🤖 AI Summary
Multimodal large language models (MLLMs) frequently generate fine-grained hallucinations—textual outputs inconsistent with image content—posing critical challenges to reliability and trustworthiness.
Method: This work introduces, for the first time, a unified task comprising hallucination text span localization, six-category error classification, and targeted editing. We construct VisionHall, the first large-scale dataset (27K samples) combining human annotation and image-conditioned synthetic data generation. Our approach employs an error-type-dependent modeling framework integrating detection and editing, implemented via multi-stage fine-tuning of sequence labeling and classification models, graph-structured hallucination type synthesis, and crowd-sourced annotation consistency verification.

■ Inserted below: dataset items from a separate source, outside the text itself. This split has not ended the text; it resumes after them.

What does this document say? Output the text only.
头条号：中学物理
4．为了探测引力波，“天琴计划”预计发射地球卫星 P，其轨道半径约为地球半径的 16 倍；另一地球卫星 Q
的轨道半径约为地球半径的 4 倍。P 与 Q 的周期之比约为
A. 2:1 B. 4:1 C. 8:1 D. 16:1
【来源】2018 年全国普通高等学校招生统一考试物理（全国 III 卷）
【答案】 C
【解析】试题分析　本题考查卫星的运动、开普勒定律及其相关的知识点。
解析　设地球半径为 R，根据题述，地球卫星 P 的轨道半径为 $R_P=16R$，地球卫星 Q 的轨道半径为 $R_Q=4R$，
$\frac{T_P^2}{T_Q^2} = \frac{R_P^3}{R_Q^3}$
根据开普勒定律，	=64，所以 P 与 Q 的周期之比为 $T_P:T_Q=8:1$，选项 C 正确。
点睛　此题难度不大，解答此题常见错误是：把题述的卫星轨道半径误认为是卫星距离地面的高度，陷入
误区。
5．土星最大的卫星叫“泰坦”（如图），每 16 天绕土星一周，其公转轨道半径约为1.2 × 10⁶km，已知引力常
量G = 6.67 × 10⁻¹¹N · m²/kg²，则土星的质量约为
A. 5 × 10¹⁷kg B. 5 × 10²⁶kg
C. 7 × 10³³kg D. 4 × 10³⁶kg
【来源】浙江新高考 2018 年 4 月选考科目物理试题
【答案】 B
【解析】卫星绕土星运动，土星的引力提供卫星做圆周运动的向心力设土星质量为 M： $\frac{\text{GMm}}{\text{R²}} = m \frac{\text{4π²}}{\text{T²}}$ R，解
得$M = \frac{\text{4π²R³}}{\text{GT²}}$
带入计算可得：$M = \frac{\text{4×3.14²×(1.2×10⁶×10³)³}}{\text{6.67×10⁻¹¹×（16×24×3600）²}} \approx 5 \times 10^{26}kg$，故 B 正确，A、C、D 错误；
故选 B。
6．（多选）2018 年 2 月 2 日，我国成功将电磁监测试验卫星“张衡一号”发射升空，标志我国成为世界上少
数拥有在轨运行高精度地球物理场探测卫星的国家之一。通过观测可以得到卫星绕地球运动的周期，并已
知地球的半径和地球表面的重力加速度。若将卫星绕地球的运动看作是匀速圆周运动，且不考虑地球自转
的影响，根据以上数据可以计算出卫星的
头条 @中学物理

Contribution/Results: On VisionHall, our method significantly outperforms GPT-4o and Llama-3.2, achieving +12.6% F1 in hallucination detection and +9.3% BLEU in hallucination editing. This establishes a novel paradigm for trustworthy MLLM evaluation and robust optimization.
📝 Abstract
Multimodal Large Language Models (MLLMs) often generate hallucinations, where the output deviates from the visual content. Given that these hallucinations can take diverse forms, detecting hallucinations at a fine-grained level is essential for comprehensive evaluation and analysis. To this end, we propose a novel task of multimodal fine-grained hallucination detection and editing for MLLMs. Moreover, we propose ZINA, a novel method that identifies hallucinated spans at a fine-grained level, classifies their error types into six categories, and suggests appropriate refinements. To train and evaluate models for this task, we constructed VisionHall, a dataset comprising 6.9k outputs from twelve MLLMs manually annotated by 211 annotators, and 20k synthetic samples generated using a graph-based method that captures dependencies among error types. We demonstrated that ZINA outperformed existing methods, including GPT-4o and LLama-3.2, in both detection and editing tasks.